<教養>の隙間

 それは突然だった。携帯に「出会い系サイトの使用料金が未払いなので連絡をしました」と。その瞬間に「あ〜あ、ハズレちゃったね」と思いつつ、ここは「名義はどなたですか」と相手の出方をまつ。「この電話番号を調べればわかる」と反応に「あ、やっぱりネ」と思っていたら、金額も言わないまま(笑)、突然「支払いますか。支払いませんか。」と急き立ててきた。「お〜、きたきた」と思いつつ「意味がわかりません」と聞き返したら、「支払わない場合は『裁判』をおこしますよ」とキメの一言が。それからは大きな展開もなく、「結構です」と「支払ってください」を何回か交わしたところで、「結構、結構じゃねえよ。シネッ。」と一方的にブチ切れされてジ・エンド。
 「オレオレ」の亜種のようなものだろう。同様の請求がメールで出回っていることがあったが、携帯でもあるようだ。「みなさん気を付けてください」というまでもないかもしれない。電話の向こうは同年代の若者だった。独特の軽いイントネーションを隠せないまま、それでも一生懸命使っている「丁寧語」が妙に悲しく響いた朝だった。みなさんだったらどのように対応するのでしょうか。
 ところで「裁判」はどれほどキメ言葉として機能するんですかね。どの業界でも「これをいえばイチコロ」的言葉があるでしょうが、これに限ればあんまりパンチ力がないなーと思ってみたり。話し手にも聞き手にも、<教養>の隙間をついているように聞こえてしまっているのが問題なのかな。

 かなーり距離を置きつつも「1980年代論」ってことで。誰が「おたく」を語ることができるのか。大塚英志は、「現代美術に引用され」、「ポストモダン的な批評によって承認」される「オタク」に苛立ちを隠せない。彼にとってそれは「おたく」ではないのだ。ところが<愛>だけで「おたく」を語っても、なぜ彼が苛立つような語りが生じてしまうのかの説明にはならない。対象との距離感のなさから生じるつまらなさ。本書での大塚は自ら進んでネタ化しようとしているとしか思えない。
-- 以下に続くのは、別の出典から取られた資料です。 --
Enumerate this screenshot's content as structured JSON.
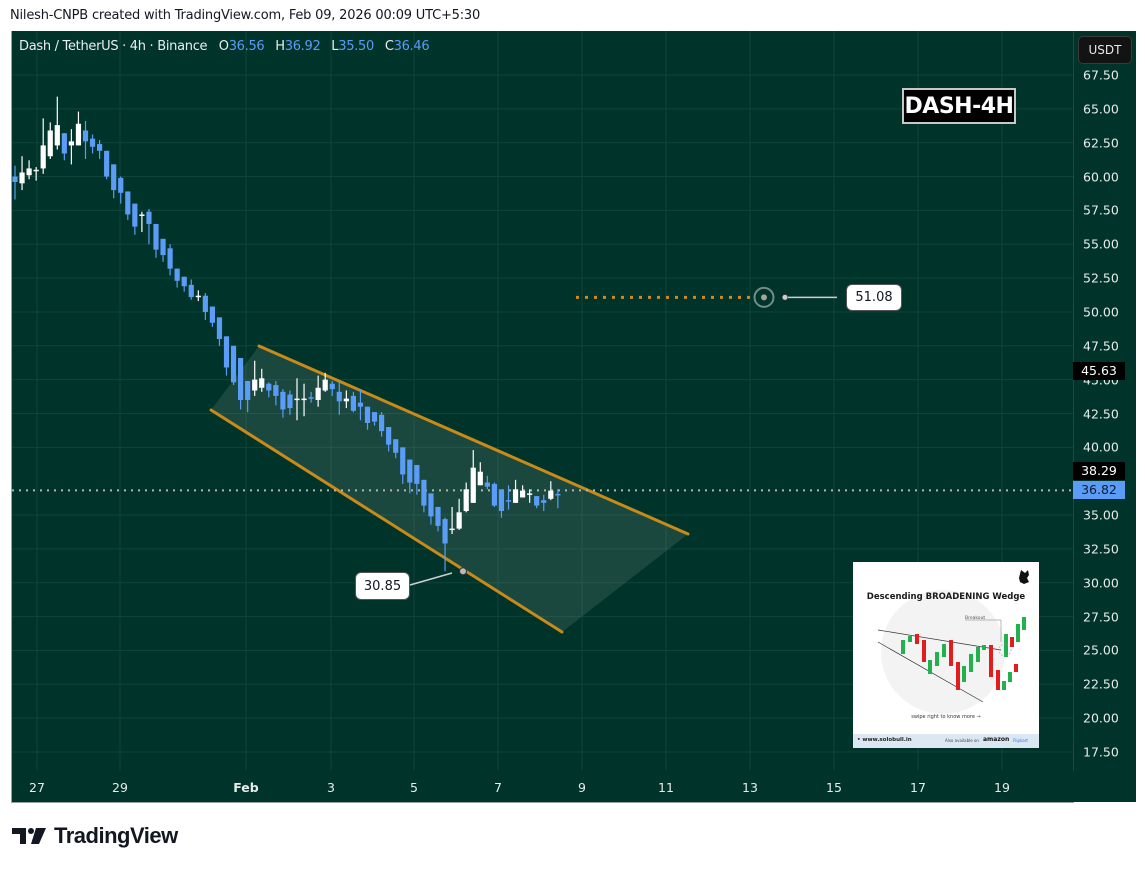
{
  "attribution": "Nilesh-CNPB created with TradingView.com, Feb 09, 2026 00:09 UTC+5:30",
  "legend": {
    "symbol": "Dash / TetherUS · 4h · Binance",
    "open_label": "O",
    "open": "36.56",
    "high_label": "H",
    "high": "36.92",
    "low_label": "L",
    "low": "35.50",
    "close_label": "C",
    "close": "36.46"
  },
  "currency_button": "USDT",
  "chart_title": "DASH-4H",
  "price_axis": {
    "ticks": [
      "67.50",
      "65.00",
      "62.50",
      "60.00",
      "57.50",
      "55.00",
      "52.50",
      "50.00",
      "47.50",
      "45.00",
      "42.50",
      "40.00",
      "35.00",
      "32.50",
      "30.00",
      "27.50",
      "25.00",
      "22.50",
      "20.00",
      "17.50"
    ],
    "badges": [
      {
        "value": "45.63",
        "bg": "#000000",
        "fg": "#ffffff"
      },
      {
        "value": "38.29",
        "bg": "#000000",
        "fg": "#ffffff"
      },
      {
        "value": "36.82",
        "bg": "#5b9cf6",
        "fg": "#0b1a33"
      }
    ]
  },
  "time_axis": {
    "ticks": [
      {
        "label": "27",
        "bold": false
      },
      {
        "label": "29",
        "bold": false
      },
      {
        "label": "Feb",
        "bold": true
      },
      {
        "label": "3",
        "bold": false
      },
      {
        "label": "5",
        "bold": false
      },
      {
        "label": "7",
        "bold": false
      },
      {
        "label": "9",
        "bold": false
      },
      {
        "label": "11",
        "bold": false
      },
      {
        "label": "13",
        "bold": false
      },
      {
        "label": "15",
        "bold": false
      },
      {
        "label": "17",
        "bold": false
      },
      {
        "label": "19",
        "bold": false
      }
    ]
  },
  "annotations": {
    "target_label": "51.08",
    "low_label": "30.85"
  },
  "info_card": {
    "title": "Descending BROADENING Wedge",
    "breakout_label": "Breakout",
    "swipe_text": "swipe right to know more →",
    "site": "• www.solobull.in",
    "available_text": "Also available on",
    "amazon": "amazon",
    "flipkart": "Flipkart"
  },
  "brand": "TradingView",
  "colors": {
    "background": "#00332a",
    "grid": "#0f4539",
    "up_candle": "#ffffff",
    "down_candle": "#5b9cf6",
    "wedge_line": "#c88a1a",
    "wedge_fill": "rgba(120,150,140,0.22)",
    "target_dots": "#d18a1c",
    "current_price_line": "#b0b8b5"
  },
  "chart_data": {
    "type": "candlestick",
    "title": "DASH-4H",
    "symbol": "Dash / TetherUS",
    "interval": "4h",
    "exchange": "Binance",
    "ylabel": "USDT",
    "ylim": [
      15.5,
      69.5
    ],
    "x_tick_labels": [
      "27",
      "29",
      "Feb",
      "3",
      "5",
      "7",
      "9",
      "11",
      "13",
      "15",
      "17",
      "19"
    ],
    "y_tick_labels": [
      "67.50",
      "65.00",
      "62.50",
      "60.00",
      "57.50",
      "55.00",
      "52.50",
      "50.00",
      "47.50",
      "45.00",
      "42.50",
      "40.00",
      "35.00",
      "32.50",
      "30.00",
      "27.50",
      "25.00",
      "22.50",
      "20.00",
      "17.50"
    ],
    "grid": true,
    "current_price": 36.82,
    "last_ohlc": {
      "open": 36.56,
      "high": 36.92,
      "low": 35.5,
      "close": 36.46
    },
    "marked_levels": [
      45.63,
      38.29,
      36.82
    ],
    "annotations": [
      {
        "type": "price_label",
        "value": 51.08,
        "note": "target"
      },
      {
        "type": "price_label",
        "value": 30.85,
        "note": "swing low"
      },
      {
        "type": "pattern",
        "name": "Descending Broadening Wedge",
        "upper_line": [
          [
            "Jan 31",
            47.4
          ],
          [
            "Feb 11",
            33.5
          ]
        ],
        "lower_line": [
          [
            "Jan 30",
            42.7
          ],
          [
            "Feb 8",
            26.3
          ]
        ]
      }
    ],
    "candles": [
      {
        "o": 60.0,
        "h": 60.8,
        "l": 58.3,
        "c": 59.6
      },
      {
        "o": 59.5,
        "h": 61.5,
        "l": 59.0,
        "c": 60.3
      },
      {
        "o": 60.1,
        "h": 61.2,
        "l": 59.8,
        "c": 60.6
      },
      {
        "o": 60.5,
        "h": 60.7,
        "l": 59.7,
        "c": 60.5
      },
      {
        "o": 60.6,
        "h": 64.3,
        "l": 60.2,
        "c": 62.3
      },
      {
        "o": 61.5,
        "h": 64.0,
        "l": 61.3,
        "c": 63.4
      },
      {
        "o": 62.3,
        "h": 65.9,
        "l": 62.0,
        "c": 63.8
      },
      {
        "o": 63.2,
        "h": 63.2,
        "l": 61.2,
        "c": 61.7
      },
      {
        "o": 62.3,
        "h": 63.5,
        "l": 60.9,
        "c": 62.6
      },
      {
        "o": 62.3,
        "h": 64.8,
        "l": 62.3,
        "c": 63.9
      },
      {
        "o": 63.4,
        "h": 64.1,
        "l": 61.3,
        "c": 62.6
      },
      {
        "o": 62.8,
        "h": 63.1,
        "l": 61.7,
        "c": 62.2
      },
      {
        "o": 62.4,
        "h": 62.7,
        "l": 61.3,
        "c": 61.9
      },
      {
        "o": 61.9,
        "h": 61.9,
        "l": 59.8,
        "c": 60.0
      },
      {
        "o": 60.9,
        "h": 60.9,
        "l": 58.4,
        "c": 59.0
      },
      {
        "o": 59.9,
        "h": 60.0,
        "l": 58.0,
        "c": 58.8
      },
      {
        "o": 58.9,
        "h": 58.9,
        "l": 56.8,
        "c": 57.2
      },
      {
        "o": 58.0,
        "h": 58.0,
        "l": 55.7,
        "c": 56.3
      },
      {
        "o": 57.1,
        "h": 57.4,
        "l": 55.9,
        "c": 57.2
      },
      {
        "o": 57.4,
        "h": 57.6,
        "l": 55.0,
        "c": 56.5
      },
      {
        "o": 56.5,
        "h": 56.5,
        "l": 54.0,
        "c": 54.6
      },
      {
        "o": 55.4,
        "h": 55.4,
        "l": 53.7,
        "c": 54.2
      },
      {
        "o": 54.7,
        "h": 55.0,
        "l": 52.7,
        "c": 53.2
      },
      {
        "o": 53.2,
        "h": 53.2,
        "l": 51.8,
        "c": 52.3
      },
      {
        "o": 52.6,
        "h": 52.6,
        "l": 51.5,
        "c": 51.9
      },
      {
        "o": 52.0,
        "h": 52.4,
        "l": 50.9,
        "c": 51.1
      },
      {
        "o": 51.2,
        "h": 51.6,
        "l": 50.8,
        "c": 51.2
      },
      {
        "o": 51.2,
        "h": 51.4,
        "l": 49.4,
        "c": 50.0
      },
      {
        "o": 50.4,
        "h": 50.4,
        "l": 48.9,
        "c": 49.2
      },
      {
        "o": 49.6,
        "h": 49.6,
        "l": 47.5,
        "c": 48.0
      },
      {
        "o": 48.2,
        "h": 48.2,
        "l": 45.3,
        "c": 45.9
      },
      {
        "o": 47.5,
        "h": 47.5,
        "l": 44.6,
        "c": 44.8
      },
      {
        "o": 46.6,
        "h": 46.6,
        "l": 42.8,
        "c": 43.5
      },
      {
        "o": 44.9,
        "h": 44.9,
        "l": 42.6,
        "c": 43.5
      },
      {
        "o": 44.2,
        "h": 46.4,
        "l": 43.8,
        "c": 45.0
      },
      {
        "o": 44.4,
        "h": 45.8,
        "l": 44.1,
        "c": 45.1
      },
      {
        "o": 44.7,
        "h": 44.8,
        "l": 43.7,
        "c": 44.2
      },
      {
        "o": 44.6,
        "h": 44.9,
        "l": 43.1,
        "c": 43.8
      },
      {
        "o": 44.1,
        "h": 44.3,
        "l": 42.2,
        "c": 42.8
      },
      {
        "o": 43.9,
        "h": 44.2,
        "l": 42.4,
        "c": 42.9
      },
      {
        "o": 43.6,
        "h": 45.1,
        "l": 42.0,
        "c": 43.6
      },
      {
        "o": 43.5,
        "h": 44.7,
        "l": 42.3,
        "c": 43.6
      },
      {
        "o": 43.7,
        "h": 44.1,
        "l": 43.3,
        "c": 43.6
      },
      {
        "o": 43.5,
        "h": 45.3,
        "l": 43.0,
        "c": 44.4
      },
      {
        "o": 44.2,
        "h": 45.5,
        "l": 44.1,
        "c": 45.0
      },
      {
        "o": 44.7,
        "h": 44.9,
        "l": 43.8,
        "c": 44.3
      },
      {
        "o": 44.1,
        "h": 44.9,
        "l": 42.4,
        "c": 43.4
      },
      {
        "o": 43.4,
        "h": 44.2,
        "l": 42.9,
        "c": 43.6
      },
      {
        "o": 43.8,
        "h": 44.1,
        "l": 42.6,
        "c": 42.7
      },
      {
        "o": 43.3,
        "h": 44.3,
        "l": 42.0,
        "c": 43.0
      },
      {
        "o": 43.0,
        "h": 43.0,
        "l": 41.3,
        "c": 41.8
      },
      {
        "o": 42.6,
        "h": 42.6,
        "l": 41.6,
        "c": 41.9
      },
      {
        "o": 42.4,
        "h": 42.6,
        "l": 40.8,
        "c": 41.2
      },
      {
        "o": 41.5,
        "h": 41.5,
        "l": 39.7,
        "c": 40.2
      },
      {
        "o": 40.6,
        "h": 40.6,
        "l": 39.2,
        "c": 39.6
      },
      {
        "o": 40.0,
        "h": 40.0,
        "l": 37.3,
        "c": 38.0
      },
      {
        "o": 39.1,
        "h": 39.1,
        "l": 36.6,
        "c": 37.4
      },
      {
        "o": 38.7,
        "h": 38.7,
        "l": 36.5,
        "c": 37.3
      },
      {
        "o": 37.6,
        "h": 37.6,
        "l": 35.2,
        "c": 35.7
      },
      {
        "o": 36.6,
        "h": 36.6,
        "l": 34.3,
        "c": 34.9
      },
      {
        "o": 35.6,
        "h": 35.6,
        "l": 33.8,
        "c": 34.2
      },
      {
        "o": 34.7,
        "h": 34.8,
        "l": 30.85,
        "c": 32.9
      },
      {
        "o": 34.0,
        "h": 35.6,
        "l": 33.6,
        "c": 34.0
      },
      {
        "o": 34.0,
        "h": 36.2,
        "l": 33.9,
        "c": 35.2
      },
      {
        "o": 35.3,
        "h": 37.4,
        "l": 35.2,
        "c": 36.9
      },
      {
        "o": 35.9,
        "h": 39.8,
        "l": 35.9,
        "c": 38.5
      },
      {
        "o": 37.2,
        "h": 38.9,
        "l": 37.2,
        "c": 38.2
      },
      {
        "o": 37.4,
        "h": 37.9,
        "l": 36.9,
        "c": 37.1
      },
      {
        "o": 37.3,
        "h": 37.4,
        "l": 35.6,
        "c": 35.7
      },
      {
        "o": 36.9,
        "h": 36.9,
        "l": 34.8,
        "c": 35.3
      },
      {
        "o": 36.1,
        "h": 37.2,
        "l": 35.4,
        "c": 36.0
      },
      {
        "o": 35.9,
        "h": 37.6,
        "l": 35.9,
        "c": 36.9
      },
      {
        "o": 36.3,
        "h": 37.2,
        "l": 36.3,
        "c": 36.8
      },
      {
        "o": 36.6,
        "h": 36.9,
        "l": 35.9,
        "c": 36.6
      },
      {
        "o": 36.4,
        "h": 36.4,
        "l": 35.5,
        "c": 35.7
      },
      {
        "o": 36.1,
        "h": 36.5,
        "l": 35.3,
        "c": 35.9
      },
      {
        "o": 36.2,
        "h": 37.5,
        "l": 36.1,
        "c": 36.8
      },
      {
        "o": 36.56,
        "h": 36.92,
        "l": 35.5,
        "c": 36.46
      }
    ]
  }
}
なんでもかんでもネタ化したのが80年代だとしたら、それも当たり前なのかなと思いつつ。
 

 みうらじゅんだけじゃない。この世代において誰が「知識人」なのか。いや、きっとそんな「問い」は失効しているのだろう。<世界の切り取り方>が無限に認められる現在であるにも関わらず、みんながなんとなくしてしまう「お約束」は少なくない。脱啓蒙を偽装しつつ、泉麻人は「お約束」に楽しく光を当てていく。「お約束」は発見される。そしてそれは語られる。時には「なんでだろ♪」とつっこまれたりもする。視線の集中講座にはもってこいのテキストかな。